The efficacy rate of 18.5% means that the vaccine "failed to meet prespecified criteria for success" (95% confidence interval [CI], –48.6 to 55.8; P = .584). Forty percent of the infections were caused by MRSA. The vaccine appeared to be more effective against infections caused by methicillin-sensitive S aureus, but even there it failed to meet the criterion for success.

These findings occurred despite robust immune responses to the vaccine. Antibody responses were similar in V710 recipients who developed S aureus infection and in those who did not. "These results suggest that lack of efficacy of V710 was not due to a failure to mount antibody titers," Dr. Fowler said.

Higher Rate of Multiorgan Failure With V710

In the 2-week period after vaccination, V710 recipients experienced significantly more injection-site and systemic adverse events than placebo recipients, but there were no differences in serious adverse events (SAEs) or mortality. By day 360, rates of SAEs, SAEs involving a diagnosis of S aureus, and death were similar in the 2 groups. However, multiorgan failure was significantly more common in the V710 group than in the placebo group (0.9 vs 0.5/100 person-years; P = .042).

The Data Safety and Monitoring Board recommended terminating the study because of the incidence of multiorgan failure, the numerically higher mortality rate in V710 recipients, and the low efficacy rate of the vaccine. Among patients who developed S aureus infection, those in the V710 group were approximately 5 times more likely to die, and die of multiorgan system failure, than those in the placebo group, Dr. Fowler reported. He explained that the biologic basis for this association has not been established.

Session moderator David Kimberlin, MD, professor of pediatrics and codirector of the division of pediatric infectious diseases at the University of Alabama at Birmingham, who was not involved in the study, told Medscape Medical News that S aureus is of great medical importance, and added that several presentations at ID Week 2012 addressed the need to prevent infection with this organism.

He explained that although the trial did not show a protective effect of V710, "even in a study that does not yield a positive outcome, there are a lot of data that can be ascertained over time."

He said his understanding of the trial is that there was no change in all-cause mortality, but that in patients who developed S aureus infections, there was an increase in multiorgan system failure and the risk for death.

Dr. Fowler does not have a good mechanistic explanation for the trial outcome, and Dr. Kimberlin said he was somewhat puzzled in light of the good antibody responses. "I can't think of a biologically plausible reason for it," he said.

This study was sponsored and funded by Merck. Dr.
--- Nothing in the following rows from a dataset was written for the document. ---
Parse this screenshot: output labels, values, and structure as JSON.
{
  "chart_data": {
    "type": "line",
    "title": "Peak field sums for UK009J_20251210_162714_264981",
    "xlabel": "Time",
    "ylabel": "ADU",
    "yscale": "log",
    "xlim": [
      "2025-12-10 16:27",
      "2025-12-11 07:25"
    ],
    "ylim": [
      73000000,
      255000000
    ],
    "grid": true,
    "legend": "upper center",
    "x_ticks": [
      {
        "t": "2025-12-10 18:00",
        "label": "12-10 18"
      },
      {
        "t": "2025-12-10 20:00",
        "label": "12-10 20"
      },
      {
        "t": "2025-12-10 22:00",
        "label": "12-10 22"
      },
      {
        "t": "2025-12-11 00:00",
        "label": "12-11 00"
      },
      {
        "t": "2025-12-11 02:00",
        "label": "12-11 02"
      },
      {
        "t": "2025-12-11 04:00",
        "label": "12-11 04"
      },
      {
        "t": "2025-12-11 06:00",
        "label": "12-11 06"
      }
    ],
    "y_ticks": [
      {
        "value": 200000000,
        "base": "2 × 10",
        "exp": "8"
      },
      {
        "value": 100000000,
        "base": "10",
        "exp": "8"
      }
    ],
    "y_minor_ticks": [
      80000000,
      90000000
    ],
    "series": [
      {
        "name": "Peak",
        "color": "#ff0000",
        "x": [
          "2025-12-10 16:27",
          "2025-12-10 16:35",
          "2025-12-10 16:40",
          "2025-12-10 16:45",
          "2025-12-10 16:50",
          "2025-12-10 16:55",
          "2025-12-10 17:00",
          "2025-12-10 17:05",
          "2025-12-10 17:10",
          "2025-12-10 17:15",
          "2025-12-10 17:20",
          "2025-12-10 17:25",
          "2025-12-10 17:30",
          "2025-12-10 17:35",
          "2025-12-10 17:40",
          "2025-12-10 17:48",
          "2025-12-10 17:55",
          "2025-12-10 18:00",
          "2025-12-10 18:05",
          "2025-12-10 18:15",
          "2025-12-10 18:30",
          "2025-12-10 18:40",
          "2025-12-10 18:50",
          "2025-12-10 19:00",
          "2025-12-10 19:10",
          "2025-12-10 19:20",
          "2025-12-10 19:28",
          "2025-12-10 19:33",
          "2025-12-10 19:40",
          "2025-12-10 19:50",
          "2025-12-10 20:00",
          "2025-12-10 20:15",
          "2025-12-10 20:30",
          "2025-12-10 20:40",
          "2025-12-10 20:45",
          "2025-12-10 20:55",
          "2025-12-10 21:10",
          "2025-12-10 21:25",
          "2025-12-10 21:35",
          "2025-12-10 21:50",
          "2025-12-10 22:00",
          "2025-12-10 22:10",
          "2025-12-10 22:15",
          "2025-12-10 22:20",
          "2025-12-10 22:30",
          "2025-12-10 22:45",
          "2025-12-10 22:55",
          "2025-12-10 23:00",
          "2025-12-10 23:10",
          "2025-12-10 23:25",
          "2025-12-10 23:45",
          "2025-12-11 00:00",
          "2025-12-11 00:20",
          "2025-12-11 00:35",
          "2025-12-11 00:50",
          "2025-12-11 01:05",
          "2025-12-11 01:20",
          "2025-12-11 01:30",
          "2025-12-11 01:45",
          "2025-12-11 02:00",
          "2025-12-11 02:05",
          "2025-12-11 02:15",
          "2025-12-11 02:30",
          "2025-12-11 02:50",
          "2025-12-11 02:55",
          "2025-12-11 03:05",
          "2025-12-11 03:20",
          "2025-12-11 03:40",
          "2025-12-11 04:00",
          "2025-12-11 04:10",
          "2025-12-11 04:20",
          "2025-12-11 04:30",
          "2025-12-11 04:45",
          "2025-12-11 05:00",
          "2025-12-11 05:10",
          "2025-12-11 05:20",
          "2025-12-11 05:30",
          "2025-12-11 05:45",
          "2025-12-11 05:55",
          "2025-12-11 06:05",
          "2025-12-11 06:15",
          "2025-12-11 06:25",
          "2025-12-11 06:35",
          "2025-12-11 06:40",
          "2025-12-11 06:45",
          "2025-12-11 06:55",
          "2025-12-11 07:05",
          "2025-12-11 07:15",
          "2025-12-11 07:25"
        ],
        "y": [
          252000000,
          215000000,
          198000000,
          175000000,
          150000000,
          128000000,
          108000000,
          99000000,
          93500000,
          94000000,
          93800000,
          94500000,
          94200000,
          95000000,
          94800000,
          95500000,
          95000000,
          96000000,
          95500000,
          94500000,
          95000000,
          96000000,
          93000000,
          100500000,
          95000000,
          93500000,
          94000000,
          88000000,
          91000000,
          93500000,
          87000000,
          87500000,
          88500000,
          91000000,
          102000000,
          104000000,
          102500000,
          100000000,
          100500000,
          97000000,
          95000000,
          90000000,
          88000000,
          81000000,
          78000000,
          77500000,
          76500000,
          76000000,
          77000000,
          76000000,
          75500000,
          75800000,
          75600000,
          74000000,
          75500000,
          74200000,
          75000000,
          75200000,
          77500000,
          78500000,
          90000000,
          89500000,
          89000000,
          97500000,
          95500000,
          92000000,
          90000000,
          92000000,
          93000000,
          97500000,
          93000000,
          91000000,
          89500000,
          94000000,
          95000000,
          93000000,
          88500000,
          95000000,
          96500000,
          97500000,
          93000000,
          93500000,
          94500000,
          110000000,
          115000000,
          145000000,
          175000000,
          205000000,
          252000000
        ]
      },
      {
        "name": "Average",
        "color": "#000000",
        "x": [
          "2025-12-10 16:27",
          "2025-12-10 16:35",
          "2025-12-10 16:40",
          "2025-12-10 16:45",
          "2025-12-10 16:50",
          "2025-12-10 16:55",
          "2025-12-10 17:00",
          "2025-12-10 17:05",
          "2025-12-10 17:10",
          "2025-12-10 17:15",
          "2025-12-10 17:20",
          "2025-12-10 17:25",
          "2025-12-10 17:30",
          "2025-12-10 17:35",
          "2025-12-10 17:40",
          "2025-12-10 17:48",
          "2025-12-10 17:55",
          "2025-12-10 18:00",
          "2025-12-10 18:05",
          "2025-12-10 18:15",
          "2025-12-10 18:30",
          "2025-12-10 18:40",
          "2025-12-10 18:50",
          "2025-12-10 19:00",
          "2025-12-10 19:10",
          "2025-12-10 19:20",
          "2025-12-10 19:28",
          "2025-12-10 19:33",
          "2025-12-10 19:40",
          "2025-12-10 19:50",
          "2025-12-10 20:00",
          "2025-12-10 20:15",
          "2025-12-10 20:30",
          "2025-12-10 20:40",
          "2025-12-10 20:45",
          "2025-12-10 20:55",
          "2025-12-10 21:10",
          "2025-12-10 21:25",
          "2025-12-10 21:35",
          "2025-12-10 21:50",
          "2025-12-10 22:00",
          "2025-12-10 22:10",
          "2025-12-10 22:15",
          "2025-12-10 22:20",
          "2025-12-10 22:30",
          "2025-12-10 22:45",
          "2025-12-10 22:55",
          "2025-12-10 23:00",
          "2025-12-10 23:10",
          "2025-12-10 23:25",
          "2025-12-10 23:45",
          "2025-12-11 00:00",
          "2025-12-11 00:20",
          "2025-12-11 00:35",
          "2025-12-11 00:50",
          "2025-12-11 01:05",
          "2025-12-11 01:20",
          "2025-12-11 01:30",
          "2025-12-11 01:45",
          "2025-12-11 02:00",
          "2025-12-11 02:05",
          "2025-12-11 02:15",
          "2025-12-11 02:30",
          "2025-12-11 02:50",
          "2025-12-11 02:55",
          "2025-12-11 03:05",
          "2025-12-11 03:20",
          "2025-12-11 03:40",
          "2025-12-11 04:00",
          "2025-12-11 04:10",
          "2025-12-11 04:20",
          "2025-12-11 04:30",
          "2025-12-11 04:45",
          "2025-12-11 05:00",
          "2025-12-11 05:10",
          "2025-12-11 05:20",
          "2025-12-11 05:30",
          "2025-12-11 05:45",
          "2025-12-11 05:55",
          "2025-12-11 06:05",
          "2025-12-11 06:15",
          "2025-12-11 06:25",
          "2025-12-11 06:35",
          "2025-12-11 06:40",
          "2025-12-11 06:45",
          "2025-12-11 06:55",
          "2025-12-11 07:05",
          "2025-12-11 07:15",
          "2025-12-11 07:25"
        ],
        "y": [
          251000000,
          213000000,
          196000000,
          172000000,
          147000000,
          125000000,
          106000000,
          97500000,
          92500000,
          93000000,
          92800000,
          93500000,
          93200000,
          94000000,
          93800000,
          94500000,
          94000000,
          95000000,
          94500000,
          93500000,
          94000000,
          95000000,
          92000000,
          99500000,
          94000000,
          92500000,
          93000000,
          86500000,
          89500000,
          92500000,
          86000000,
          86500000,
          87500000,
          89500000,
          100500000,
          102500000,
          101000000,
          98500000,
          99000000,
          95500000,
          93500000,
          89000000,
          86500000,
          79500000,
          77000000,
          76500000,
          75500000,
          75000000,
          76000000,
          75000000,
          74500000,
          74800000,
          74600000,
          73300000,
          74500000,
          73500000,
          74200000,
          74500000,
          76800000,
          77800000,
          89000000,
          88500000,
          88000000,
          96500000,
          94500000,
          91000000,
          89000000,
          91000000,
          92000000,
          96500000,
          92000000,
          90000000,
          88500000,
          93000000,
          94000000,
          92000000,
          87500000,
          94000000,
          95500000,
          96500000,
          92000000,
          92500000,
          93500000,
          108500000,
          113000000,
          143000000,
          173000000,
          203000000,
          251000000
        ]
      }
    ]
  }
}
Fowler reports being chair of the Merck V710 Advisory Committee; receiving grants or research support from Merck, Cerexa, Pfizer, Novartis, Advanced Liquid Logics, and MedImmune; being a paid consultant to Astellas, Cubist, Cerexa, Merck, Pfizer, NovaDigm, Novartis, The Medicines Company, Biosynexus, MedImmune, Galderma, and Inimex; and receiving honoraria from Astellas, Cubist, Merck, Pfizer, Theravance, and Novartis. Dr. Kimberlin has disclosed no relevant financial relationships.

ID Week 2012: Abstract LB-1. Presented October 20, 2012.